Sunny Days in Heaven
Spiritual/Political/Philosophical Blog on the Nature of Truth and Falsehood and Heaven


Thursday, March 17, 2005  

Not Serious

I keep hearing how the Senate is grandstanding on its little investigation of steroid use in baseball. Various pundits and talk radio hosts make derogatory remarks about it as a silly, headline grabbing witchhunt.

But as I see it, baseball is a multi-billion dollar business that crosses state lines and is subject to federal regulation. It is a business where the workers, management, and union colluded to deceive its customers as to the legitimacy of its product, including the possibility that some cities were cheated out of lucrative rewards for winning because they lost to "juiced" up players on adversary teams.
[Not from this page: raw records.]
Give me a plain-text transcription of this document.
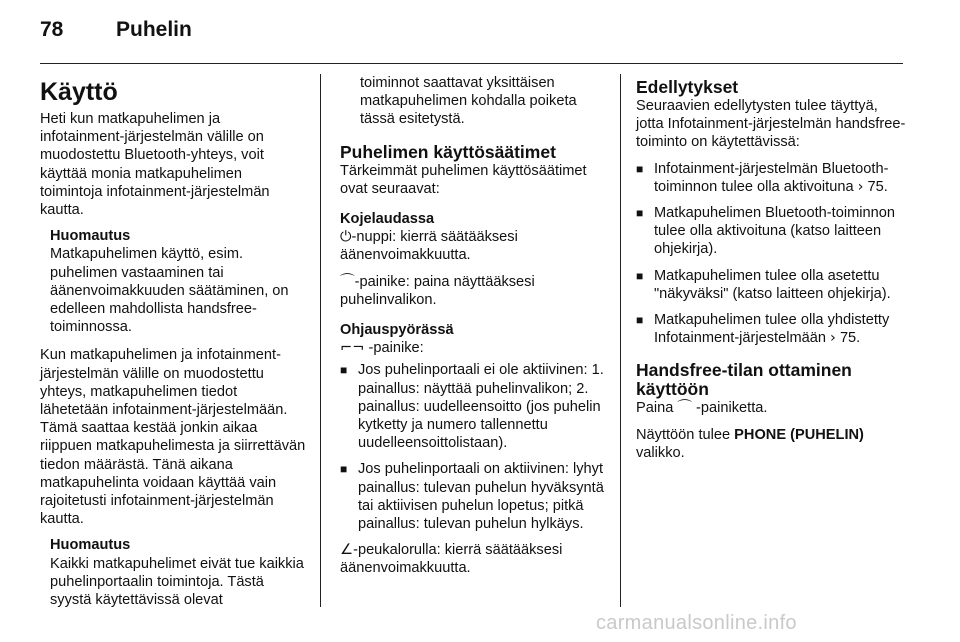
78	Puhelin
Käyttö

Heti kun matkapuhelimen ja infotainment-järjestelmän välille on muodostettu Bluetooth-yhteys, voit käyttää monia matkapuhelimen toimintoja infotainment-järjestelmän kautta.

Huomautus
Matkapuhelimen käyttö, esim. puhelimen vastaaminen tai äänenvoimakkuuden säätäminen, on edelleen mahdollista handsfree-toiminnossa.

Kun matkapuhelimen ja infotainment-järjestelmän välille on muodostettu yhteys, matkapuhelimen tiedot lähetetään infotainment-järjestelmään. Tämä saattaa kestää jonkin aikaa riippuen matkapuhelimesta ja siirrettävän tiedon määrästä. Tänä aikana matkapuhelinta voidaan käyttää vain rajoitetusti infotainment-järjestelmän kautta.

Huomautus
Kaikki matkapuhelimet eivät tue kaikkia puhelinportaalin toimintoja. Tästä syystä käytettävissä olevat
toiminnot saattavat yksittäisen matkapuhelimen kohdalla poiketa tässä esitetystä.
Puhelimen käyttösäätimet

Tärkeimmät puhelimen käyttösäätimet ovat seuraavat:

Kojelaudassa

⏻-nuppi: kierrä säätääksesi äänenvoimakkuutta.

⌒-painike: paina näyttääksesi puhelinvalikon.

Ohjauspyörässä
⌐¬ -painike:
■ Jos puhelinportaali ei ole aktiivinen: 1. painallus: näyttää puhelinvalikon; 2. painallus: uudelleensoitto (jos puhelin kytketty ja numero tallennettu uudelleensoittolistaan).
■ Jos puhelinportaali on aktiivinen: lyhyt painallus: tulevan puhelun hyväksyntä tai aktiivisen puhelun lopetus; pitkä painallus: tulevan puhelun hylkäys.

∠-peukalorulla: kierrä säätääksesi äänenvoimakkuutta.

Edellytykset

Seuraavien edellytysten tulee täyttyä, jotta Infotainment-järjestelmän handsfree-toiminto on käytettävissä:

■ Infotainment-järjestelmän Bluetooth-toiminnon tulee olla aktivoituna › 75.
■ Matkapuhelimen Bluetooth-toiminnon tulee olla aktivoituna (katso laitteen ohjekirja).
■ Matkapuhelimen tulee olla asetettu "näkyväksi" (katso laitteen ohjekirja).
■ Matkapuhelimen tulee olla yhdistetty Infotainment-järjestelmään › 75.
Handsfree-tilan ottaminen käyttöön

Paina ⌒ -painiketta.

Näyttöön tulee PHONE (PUHELIN)
valikko.

carmanualsonline.info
Did Boston lose the year before to the Yankees because Jason Giambi hit juiced home runs? Did the A's beat the San Francisco Giants in the World Series in 1987 because Canseco and McQuire were rich in 'roids?

This is Enron on the playing field, and I can't understand why so many people think it doesn't matter or isn't important. Baseball cheated millions of people directly. It fraudulently took their money in a lie about fairness in the competition. Baseball owes restitution in the amount of many billions. I hope someone comes up with a class action suit and puts the whole damn league out of business.

Individual players ought to be sued, too, for millions. They willfully defrauded everyone who bought a ticket to watch them play in a clean and honorable fashion.